Néstor Kirchner llegó al poder de la mano de Duhalde en 2003 y forzó la elección de 2005 como un duelo entre Lo Nuevo (él mismo) y Lo Viejo (encarnado en el duhaldismo). El kirchnerismo se apropió del renacimiento económico –cuyas bases habían sido puestas por Duhalde, quien no logró instalar esta percepción– y Cristina Fernández doblegó a Chiche Duhalde y garantizó la siguiente victoria para la propia CFK en 2007. Sin embargo, la primera renovación, en 2009, marcó una derrota para Cristina. Parecía que Lo Nuevo se impondría otra vez. Pero no. Por primera (y última) vez un gobierno derrotado en los comicios intermedios logró conservar la presidencia. Claro que pasaron cosas tan inesperadas y conmocionantes como la muerte de Néstor Kirchner.
Cristina, a pesar de haber ganado por cuarenta puntos de diferencia en 2011, trastabilló en 2013. Su derrota fue el preanuncio del cambio de época. Macri logró encaramarse como Lo Nuevo y el peronismo kirchnerista volvió a perder en 2015.
Los doce años K distaron de exhibir un partido dominante. Kirchner no ganó ninguna de las dos elecciones en las que se presentó: salió segundo en la presidencial de 2003 y en Diputados de 2009. Cristina ganó las tres veces que estuvo en la boleta (senadora bonaerense en 2005, presidente en 2007 y 2011) pero sus listas fueron derrotadas en los dos comicios intermedios –en 2009 y 2013– y sus candidatos de 2015 no sólo perdieron el Poder Ejecutivo Nacional, sino que por primera vez en la historia debieron retirarse de la gobernación de Buenos Aires desde el poder (en su única derrota anterior, en 1983, gobernaban los militares, no los peronistas).
En síntesis, Lo Nuevo contra Lo Viejo nunca alcanzó. En general, fueron necesarios programas económicos percibidos como beneficiosos por buena parte de los ciudadanos.
Los caminos de la política nunca son claros y el futuro suele ser impredecible. Se dibuja y se desvanece más allá de las previsiones o la voluntad de los actores.
Si el macrismo elige confrontar con los peores y gana, correrá el riesgo de agigantar una grieta social, con las consecuencias de mediano y largo plazo que es fácil preveer. O, peor aún, que los autoritarios elegidos para confrontar terminen recibiendo los votos de quienes desean protestar contra el gobierno. En este caso, Cambiemos no sólo habrá perdido una elección. Habrá traicionado su mandato.

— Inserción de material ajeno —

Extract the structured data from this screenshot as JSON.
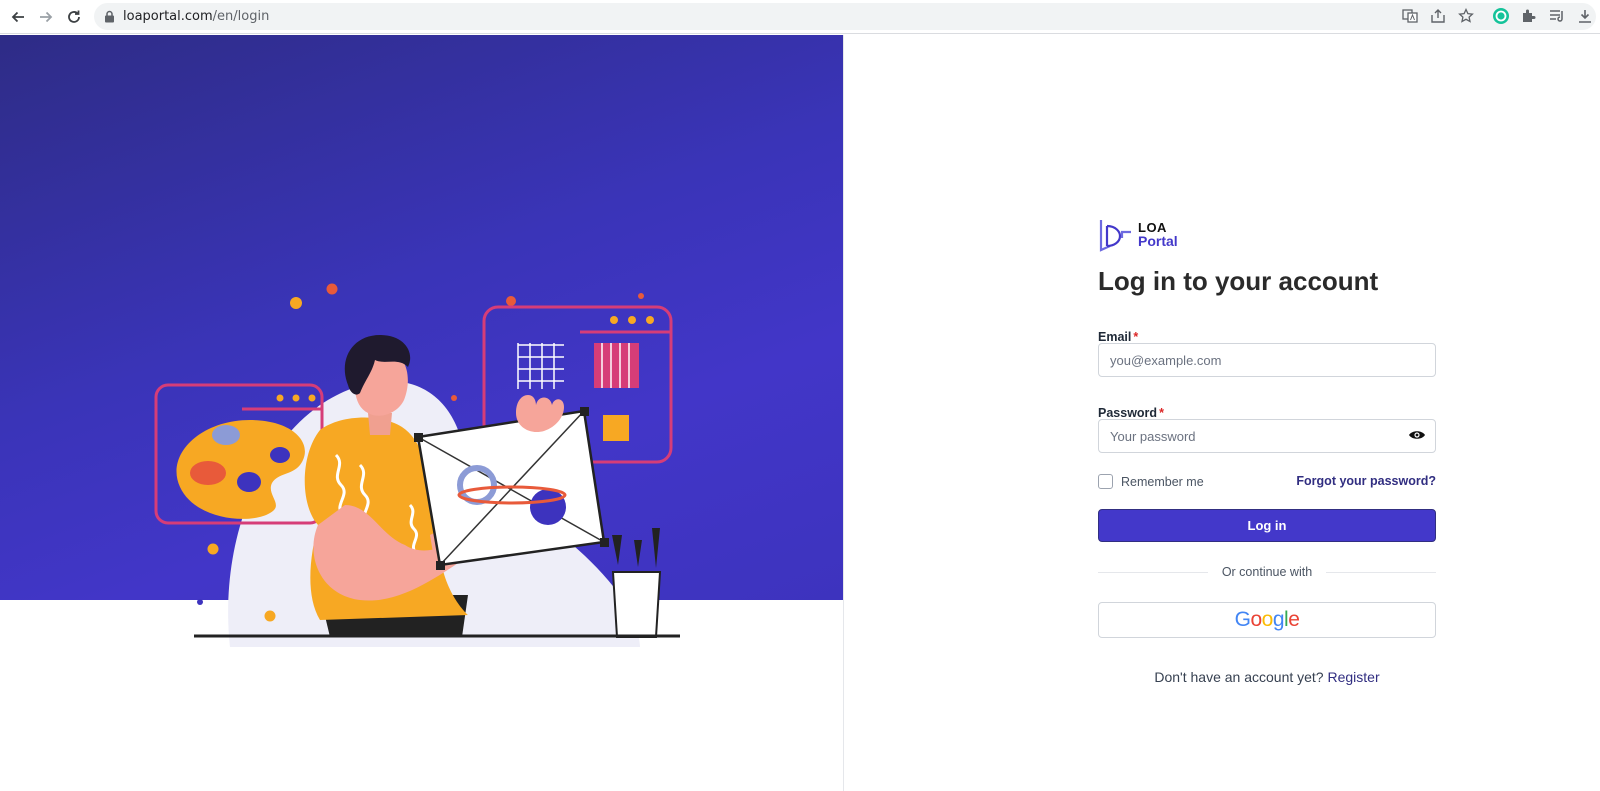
{
  "browser": {
    "url_host": "loaportal.com",
    "url_path": "/en/login"
  },
  "logo": {
    "line1": "LOA",
    "line2": "Portal"
  },
  "login": {
    "title": "Log in to your account",
    "email_label": "Email",
    "email_placeholder": "you@example.com",
    "password_label": "Password",
    "password_placeholder": "Your password",
    "required_mark": "*",
    "remember_label": "Remember me",
    "forgot_label": "Forgot your password?",
    "submit_label": "Log in",
    "divider_text": "Or continue with",
    "google_label": "Google",
    "no_account_text": "Don't have an account yet?",
    "register_label": "Register"
  },
  "colors": {
    "accent": "#4338ca",
    "link": "#312e81",
    "required": "#dc2626",
    "hero_background": "#3a34b8"
  },
  "icons": [
    "back-icon",
    "forward-icon",
    "reload-icon",
    "lock-icon",
    "translate-icon",
    "share-icon",
    "star-icon",
    "grammarly-icon",
    "extensions-icon",
    "reading-list-icon",
    "download-icon",
    "eye-icon"
  ]
}
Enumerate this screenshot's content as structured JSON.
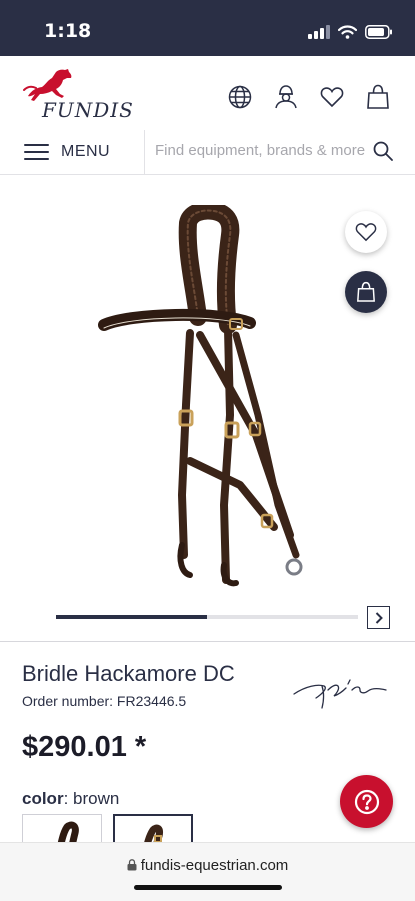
{
  "status_bar": {
    "time": "1:18"
  },
  "brand": {
    "name": "FUNDIS",
    "accent": "#c8102e",
    "dark": "#2a2f45"
  },
  "header": {
    "icons": [
      "globe-icon",
      "account-icon",
      "heart-icon",
      "bag-icon"
    ]
  },
  "menu": {
    "label": "MENU"
  },
  "search": {
    "placeholder": "Find equipment, brands & more"
  },
  "gallery": {
    "progress": 0.5
  },
  "product": {
    "title": "Bridle Hackamore DC",
    "order_number": "Order number: FR23446.5",
    "price": "$290.01 *",
    "color_label": "color",
    "color_value": ": brown",
    "swatch_count": 2
  },
  "browser": {
    "url": "fundis-equestrian.com"
  }
}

Para dificultar aún más el análisis, el tercero en discordia, el Frente Renovador de Sergio Massa reclama ser reconocido como la oposición racional pero desparrama tantos golpes de timón, que parece más guiado por el oportunismo que por una convicción profunda. Para colmo, dos tercios de sus potenciales adherentes desean el éxito de Cambiemos, mientras un tercio parece anhelar su fracaso. ¿Cómo construir en terreno tan poroso e inundable?